2.2.2 Findings of the MHDCD study
Of the full cohort of 2,731 people, the primary diagnosis for 25% (n=680) is recorded as intellectual disability (ID), for 29% (n=783) it is borderline intellectua disability (BID) and for 35% (n=965) it is a mental health disorder (MHD). Substance abuse disorder is diagnosed in 47% (n=1276) of the cohort[1] and for 12% (n=339) no diagnosis is recorded (Baldry, Dowse, Xu & Clarence 2013, 7). There are overall 1463 people in the cohort with cognitive disability (CD):[2] The majority of the 465 (68%) individuals who have ID also have other MHD or AOD diagnoses (identified here as complex needs) while 215 (32%) have no other diagnosis. Of those 783 (54%) individuals in the BID range, 517 (66%) have additional MHD or AOD diagnoses (complex) and 266 (34%) have no other diagnosis. Taken together these figures indicate that approximately two-thirds (67%) of those with a cognitive disability have complex needs.
Men make up the majority of the MHDCD cohort at 89% (n= 2,431), with a smaller proportion of 11% (n= 300) being women. In terms of Indigenous representation 25% (n=676) of the total cohort are Indigenous. Of these individuals 86% (n=583) are men (21% of the whole cohort) and 14% (n=93) are women (3% of the whole cohort). A total of 91% of the Indigenous sub-cohort have at least one identified cognitive disability or mental health diagnosis, with most having complex needs – for example, of those with MHD, 77% have AOD and 36% also have a CD.
Findings from the MHDCD study revealed significant systemic and social disadvantage. In relation to educational attainment, people with mental and cognitive impairment were found to have achieved lower levels of education when compared with the already low levels of attainment found in the general prison population, with those with some form of CD having the worst levels. The study also found a very high rate of persons in prison with ID and BID not receiving a disability service and in fact for a significant proportion, their cognitive impairment was first diagnosed whilst in prison. The proportion of the cohort who had been in out-of-home-care (OOHC) at some time in their childhood was also found to be significantly higher than the general population and to have significantly higher rates of CD and complex support needs.
Analysis of the MHDCD Dataset reveals how individuals have been shaped and directed into particular pathways by failures and deliberate arrangements in policy and program approaches and systems. There is evidence of avoidance by human service agencies of working with children and adults with complex needs resulting in criminal justice services, particularly Police, being used as frontline child protection, housing, mental and cognitive disability services (Baldry, Dowse, McCausland & Clarence, 2012, 7).

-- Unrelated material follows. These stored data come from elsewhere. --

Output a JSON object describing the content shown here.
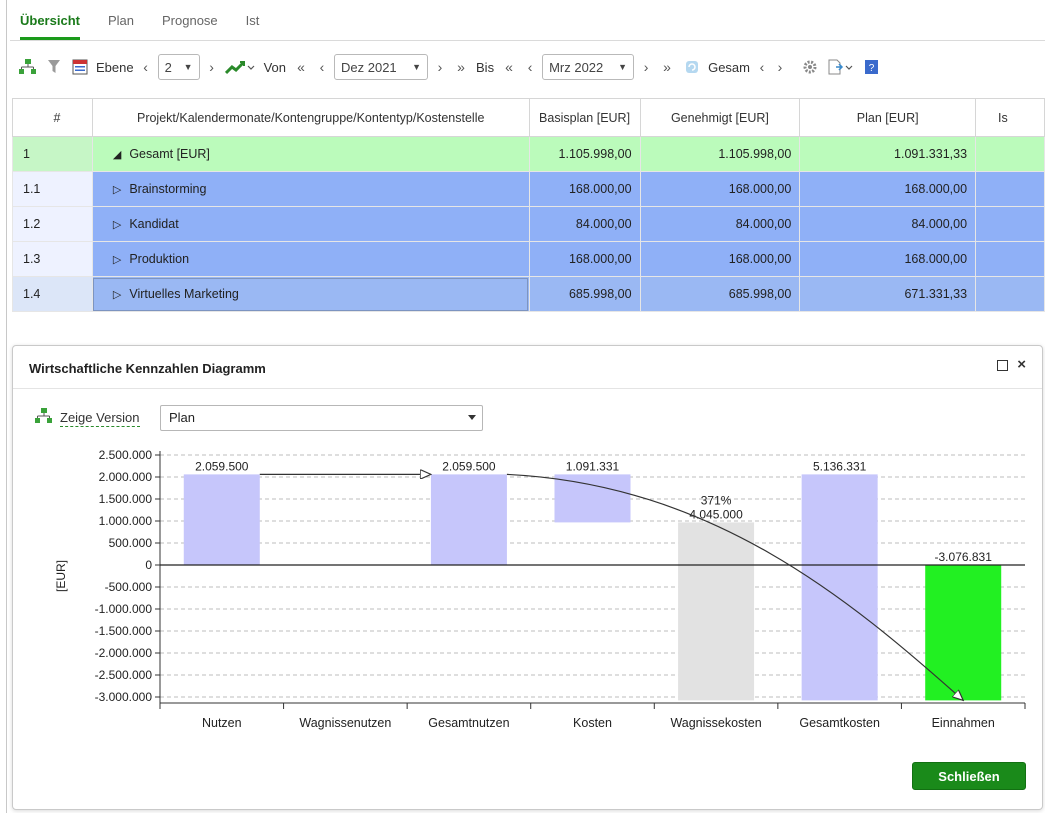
{
  "tabs": [
    {
      "label": "Übersicht",
      "active": true
    },
    {
      "label": "Plan",
      "active": false
    },
    {
      "label": "Prognose",
      "active": false
    },
    {
      "label": "Ist",
      "active": false
    }
  ],
  "toolbar": {
    "ebene_label": "Ebene",
    "ebene_value": "2",
    "von_label": "Von",
    "von_value": "Dez 2021",
    "bis_label": "Bis",
    "bis_value": "Mrz 2022",
    "gesam_label": "Gesam"
  },
  "grid": {
    "headers": [
      "#",
      "Projekt/Kalendermonate/Kontengruppe/Kontentyp/Kostenstelle",
      "Basisplan [EUR]",
      "Genehmigt [EUR]",
      "Plan [EUR]",
      "Is"
    ],
    "rows": [
      {
        "num": "1",
        "name": "Gesamt [EUR]",
        "basisplan": "1.105.998,00",
        "genehmigt": "1.105.998,00",
        "plan": "1.091.331,33",
        "marker": "◢",
        "kind": "total"
      },
      {
        "num": "1.1",
        "name": "Brainstorming",
        "basisplan": "168.000,00",
        "genehmigt": "168.000,00",
        "plan": "168.000,00",
        "marker": "▷",
        "kind": "blue"
      },
      {
        "num": "1.2",
        "name": "Kandidat",
        "basisplan": "84.000,00",
        "genehmigt": "84.000,00",
        "plan": "84.000,00",
        "marker": "▷",
        "kind": "blue"
      },
      {
        "num": "1.3",
        "name": "Produktion",
        "basisplan": "168.000,00",
        "genehmigt": "168.000,00",
        "plan": "168.000,00",
        "marker": "▷",
        "kind": "blue"
      },
      {
        "num": "1.4",
        "name": "Virtuelles Marketing",
        "basisplan": "685.998,00",
        "genehmigt": "685.998,00",
        "plan": "671.331,33",
        "marker": "▷",
        "kind": "sel"
      }
    ]
  },
  "dialog": {
    "title": "Wirtschaftliche Kennzahlen Diagramm",
    "version_label": "Zeige Version",
    "version_value": "Plan",
    "close_label": "Schließen"
  },
  "chart_data": {
    "type": "bar",
    "subtype": "waterfall",
    "ylabel": "[EUR]",
    "xlabel": "",
    "ylim": [
      -3000000,
      2500000
    ],
    "yticks": [
      2500000,
      2000000,
      1500000,
      1000000,
      500000,
      0,
      -500000,
      -1000000,
      -1500000,
      -2000000,
      -2500000,
      -3000000
    ],
    "ytick_labels": [
      "2.500.000",
      "2.000.000",
      "1.500.000",
      "1.000.000",
      "500.000",
      "0",
      "-500.000",
      "-1.000.000",
      "-1.500.000",
      "-2.000.000",
      "-2.500.000",
      "-3.000.000"
    ],
    "grid": true,
    "categories": [
      "Nutzen",
      "Wagnissenutzen",
      "Gesamtnutzen",
      "Kosten",
      "Wagnissekosten",
      "Gesamtkosten",
      "Einnahmen"
    ],
    "bars": [
      {
        "category": "Nutzen",
        "from": 0,
        "to": 2059500,
        "label": "2.059.500",
        "color": "#c6c6fb"
      },
      {
        "category": "Wagnissenutzen",
        "from": null,
        "to": null,
        "label": "",
        "color": ""
      },
      {
        "category": "Gesamtnutzen",
        "from": 0,
        "to": 2059500,
        "label": "2.059.500",
        "color": "#c6c6fb"
      },
      {
        "category": "Kosten",
        "from": 968169,
        "to": 2059500,
        "label": "1.091.331",
        "color": "#c6c6fb"
      },
      {
        "category": "Wagnissekosten",
        "from": -3076831,
        "to": 968169,
        "label": "4.045.000",
        "label2": "371%",
        "color": "#e2e2e2"
      },
      {
        "category": "Gesamtkosten",
        "from": -3076831,
        "to": 2059500,
        "label": "5.136.331",
        "color": "#c6c6fb"
      },
      {
        "category": "Einnahmen",
        "from": -3076831,
        "to": 0,
        "label": "-3.076.831",
        "color": "#22f022"
      }
    ],
    "arrows": [
      {
        "from_category": "Nutzen",
        "to_category": "Gesamtnutzen",
        "value": 2059500
      },
      {
        "from_category": "Gesamtnutzen",
        "to_category": "Einnahmen",
        "value_from": 2059500,
        "value_to": -3076831
      }
    ]
  }
}
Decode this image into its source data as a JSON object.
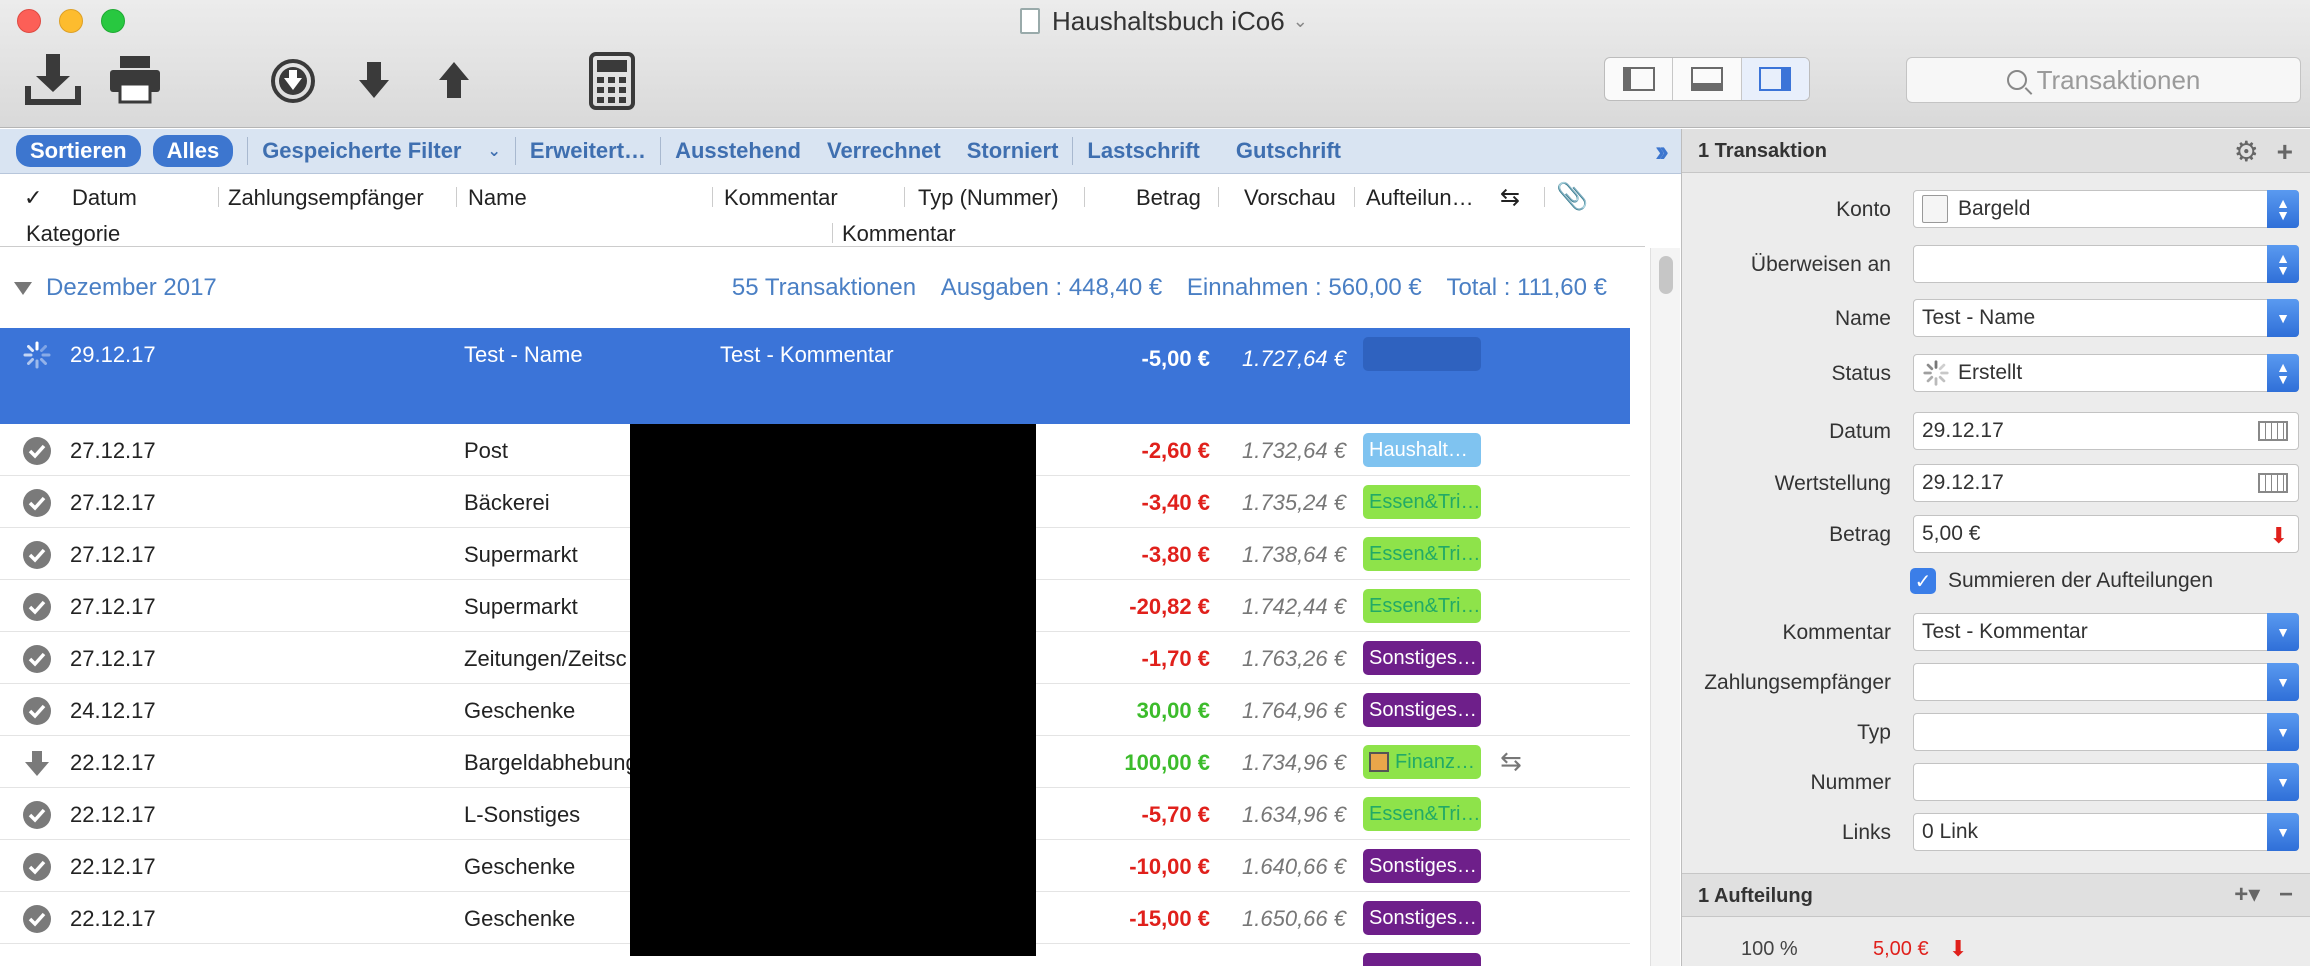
{
  "window": {
    "title": "Haushaltsbuch iCo6"
  },
  "toolbar": {
    "search_placeholder": "Transaktionen"
  },
  "filters": {
    "sort_label": "Sortieren",
    "all_label": "Alles",
    "saved_filters_label": "Gespeicherte Filter",
    "items": [
      "Erweitert…",
      "Ausstehend",
      "Verrechnet",
      "Storniert",
      "Lastschrift",
      "Gutschrift"
    ]
  },
  "columns": {
    "check": "✓",
    "date": "Datum",
    "payee": "Zahlungsempfänger",
    "name": "Name",
    "comment": "Kommentar",
    "type": "Typ (Nummer)",
    "amount": "Betrag",
    "preview": "Vorschau",
    "split": "Aufteilun…",
    "category": "Kategorie",
    "comment2": "Kommentar"
  },
  "group": {
    "title": "Dezember 2017",
    "count": "55 Transaktionen",
    "expenses": "Ausgaben : 448,40 €",
    "income": "Einnahmen : 560,00 €",
    "total": "Total : 111,60 €"
  },
  "transactions": [
    {
      "date": "29.12.17",
      "name": "Test - Name",
      "comment": "Test - Kommentar",
      "amount": "-5,00 €",
      "balance": "1.727,64 €",
      "category": "",
      "status": "pending"
    },
    {
      "date": "27.12.17",
      "name": "Post",
      "comment": "",
      "amount": "-2,60 €",
      "balance": "1.732,64 €",
      "category": "Haushalt…",
      "status": "cleared"
    },
    {
      "date": "27.12.17",
      "name": "Bäckerei",
      "comment": "",
      "amount": "-3,40 €",
      "balance": "1.735,24 €",
      "category": "Essen&Tri…",
      "status": "cleared"
    },
    {
      "date": "27.12.17",
      "name": "Supermarkt",
      "comment": "",
      "amount": "-3,80 €",
      "balance": "1.738,64 €",
      "category": "Essen&Tri…",
      "status": "cleared"
    },
    {
      "date": "27.12.17",
      "name": "Supermarkt",
      "comment": "",
      "amount": "-20,82 €",
      "balance": "1.742,44 €",
      "category": "Essen&Tri…",
      "status": "cleared"
    },
    {
      "date": "27.12.17",
      "name": "Zeitungen/Zeitsc",
      "comment": "",
      "amount": "-1,70 €",
      "balance": "1.763,26 €",
      "category": "Sonstiges…",
      "status": "cleared"
    },
    {
      "date": "24.12.17",
      "name": "Geschenke",
      "comment": "",
      "amount": "30,00 €",
      "balance": "1.764,96 €",
      "category": "Sonstiges…",
      "status": "cleared"
    },
    {
      "date": "22.12.17",
      "name": "Bargeldabhebung",
      "comment": "",
      "amount": "100,00 €",
      "balance": "1.734,96 €",
      "category": "Finanz…",
      "status": "download"
    },
    {
      "date": "22.12.17",
      "name": "L-Sonstiges",
      "comment": "",
      "amount": "-5,70 €",
      "balance": "1.634,96 €",
      "category": "Essen&Tri…",
      "status": "cleared"
    },
    {
      "date": "22.12.17",
      "name": "Geschenke",
      "comment": "",
      "amount": "-10,00 €",
      "balance": "1.640,66 €",
      "category": "Sonstiges…",
      "status": "cleared"
    },
    {
      "date": "22.12.17",
      "name": "Geschenke",
      "comment": "",
      "amount": "-15,00 €",
      "balance": "1.650,66 €",
      "category": "Sonstiges…",
      "status": "cleared"
    }
  ],
  "inspector": {
    "header": "1 Transaktion",
    "fields": {
      "account_label": "Konto",
      "account_value": "Bargeld",
      "transfer_label": "Überweisen an",
      "transfer_value": "",
      "name_label": "Name",
      "name_value": "Test - Name",
      "status_label": "Status",
      "status_value": "Erstellt",
      "date_label": "Datum",
      "date_value": "29.12.17",
      "valuedate_label": "Wertstellung",
      "valuedate_value": "29.12.17",
      "amount_label": "Betrag",
      "amount_value": "5,00 €",
      "sum_splits_label": "Summieren der Aufteilungen",
      "comment_label": "Kommentar",
      "comment_value": "Test - Kommentar",
      "payee_label": "Zahlungsempfänger",
      "payee_value": "",
      "type_label": "Typ",
      "type_value": "",
      "number_label": "Nummer",
      "number_value": "",
      "links_label": "Links",
      "links_value": "0 Link"
    },
    "split_header": "1 Aufteilung",
    "split_percent": "100 %",
    "split_amount": "5,00 €"
  },
  "colors": {
    "accent": "#3b74d8",
    "negative": "#e0201b",
    "positive": "#3cbc2b"
  }
}
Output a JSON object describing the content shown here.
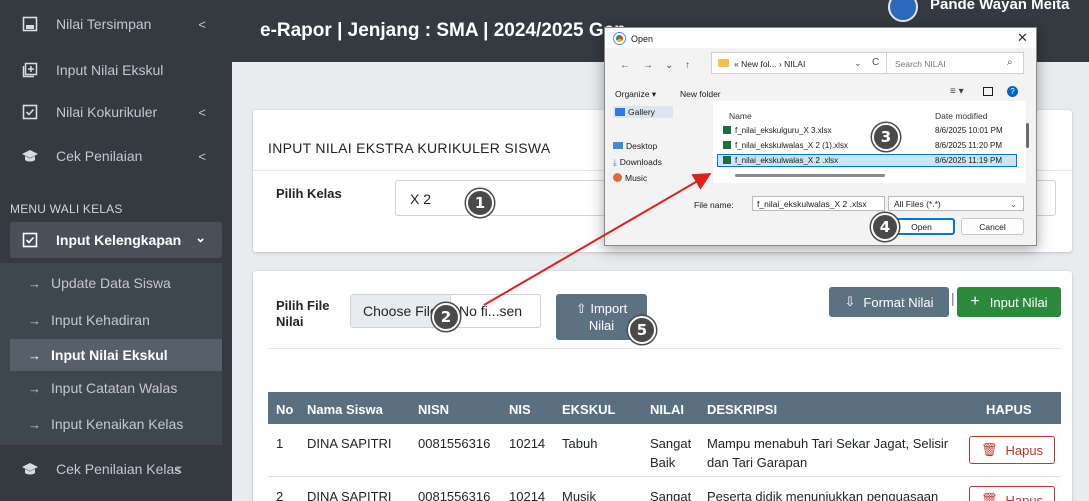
{
  "sidebar": {
    "items": [
      {
        "label": "Nilai Tersimpan",
        "icon": "save-icon",
        "chevron": "<"
      },
      {
        "label": "Input Nilai Ekskul",
        "icon": "add-box-icon"
      },
      {
        "label": "Nilai Kokurikuler",
        "icon": "check-box-icon",
        "chevron": "<"
      },
      {
        "label": "Cek Penilaian",
        "icon": "graduation-cap-icon",
        "chevron": "<"
      }
    ],
    "section_header": "MENU WALI KELAS",
    "active_parent": {
      "label": "Input Kelengkapan",
      "icon": "check-box-icon",
      "chevron": "⌄"
    },
    "sub_items": [
      {
        "label": "Update Data Siswa"
      },
      {
        "label": "Input Kehadiran"
      },
      {
        "label": "Input Nilai Ekskul"
      },
      {
        "label": "Input Catatan Walas"
      },
      {
        "label": "Input Kenaikan Kelas"
      }
    ],
    "bottom_item": {
      "label": "Cek Penilaian Kelas",
      "icon": "graduation-cap-icon",
      "chevron": "<"
    },
    "arrow_glyph": "→"
  },
  "header": {
    "app_title": "e-Rapor | Jenjang : SMA | 2024/2025 Gen",
    "user_name": "Pande Wayan Meita"
  },
  "form": {
    "card_title": "INPUT NILAI EKSTRA KURIKULER SISWA",
    "class_label": "Pilih Kelas",
    "class_value": "X 2",
    "file_label_line1": "Pilih File",
    "file_label_line2": "Nilai",
    "choose_file": "Choose File",
    "no_file": "No fi...sen",
    "import_line1": "Import",
    "import_line2": "Nilai",
    "format_button": "Format Nilai",
    "input_button": "Input Nilai",
    "separator": "|"
  },
  "table": {
    "headers": [
      "No",
      "Nama Siswa",
      "NISN",
      "NIS",
      "EKSKUL",
      "NILAI",
      "DESKRIPSI",
      "HAPUS"
    ],
    "rows": [
      {
        "no": "1",
        "nama": "DINA SAPITRI",
        "nisn": "0081556316",
        "nis": "10214",
        "ekskul": "Tabuh",
        "nilai_1": "Sangat",
        "nilai_2": "Baik",
        "desk_1": "Mampu menabuh Tari Sekar Jagat, Selisir",
        "desk_2": "dan Tari Garapan",
        "hapus": "Hapus"
      },
      {
        "no": "2",
        "nama": "DINA SAPITRI",
        "nisn": "0081556316",
        "nis": "10214",
        "ekskul": "Musik",
        "nilai_1": "Sangat",
        "nilai_2": "",
        "desk_1": "Peserta didik menunjukkan penguasaan",
        "desk_2": "",
        "hapus": "Hapus"
      }
    ]
  },
  "dialog": {
    "title": "Open",
    "close": "✕",
    "nav_back": "←",
    "nav_forward": "→",
    "nav_down": "⌄",
    "nav_up": "↑",
    "address": "« New fol... › NILAI",
    "refresh": "C",
    "search_placeholder": "Search NILAI",
    "organize": "Organize ▾",
    "new_folder": "New folder",
    "left_nav": [
      "Gallery",
      "Desktop",
      "Downloads",
      "Music"
    ],
    "col_name": "Name",
    "col_date": "Date modified",
    "files": [
      {
        "name": "f_nilai_ekskulguru_X 3.xlsx",
        "date": "8/6/2025 10:01 PM"
      },
      {
        "name": "f_nilai_ekskulwalas_X 2 (1).xlsx",
        "date": "8/6/2025 11:20 PM"
      },
      {
        "name": "f_nilai_ekskulwalas_X 2 .xlsx",
        "date": "8/6/2025 11:19 PM",
        "selected": true
      }
    ],
    "file_name_label": "File name:",
    "file_name_value": "f_nilai_ekskulwalas_X 2 .xlsx",
    "file_type": "All Files (*.*)",
    "open_button": "Open",
    "cancel_button": "Cancel"
  },
  "markers": [
    "1",
    "2",
    "3",
    "4",
    "5"
  ],
  "colors": {
    "sidebar_bg": "#343a40",
    "table_header": "#5a7080",
    "import_button": "#5b7283",
    "input_button": "#2b8a3e",
    "hapus_red": "#c0392b",
    "arrow_red": "#e02020"
  }
}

The needs of Indigenous Australians were found to be particularly acute and poorly serviced by past and current policy and program approaches. Indigenous persons in the MHDCD Dataset have the highest rates of complex needs (multiple diagnoses and disability) and Indigenous women with complex needs have significantly higher convictions and episodes of incarceration than their male and non-Indigenous peers. They experience multiple, interlocking and compounding disadvantageous circumstances. This analysis provided the imperative for seeking to undertake further quantitative and qualitative investigation of the pathways and experience of Indigenous persons with MHDCD in the criminal justice system.
Notes:
[1] Note the substance abuse and mental health groups overlap with each other and with the ID and BID groups.
[2] Cognitive disability (CD) ie intellectual disability (ID), borderline intellectual disability (BID) and either of these with other diagnoses (complex) and acquired brain injury (ABI) with either below 70 or between 70 and 80 IQ.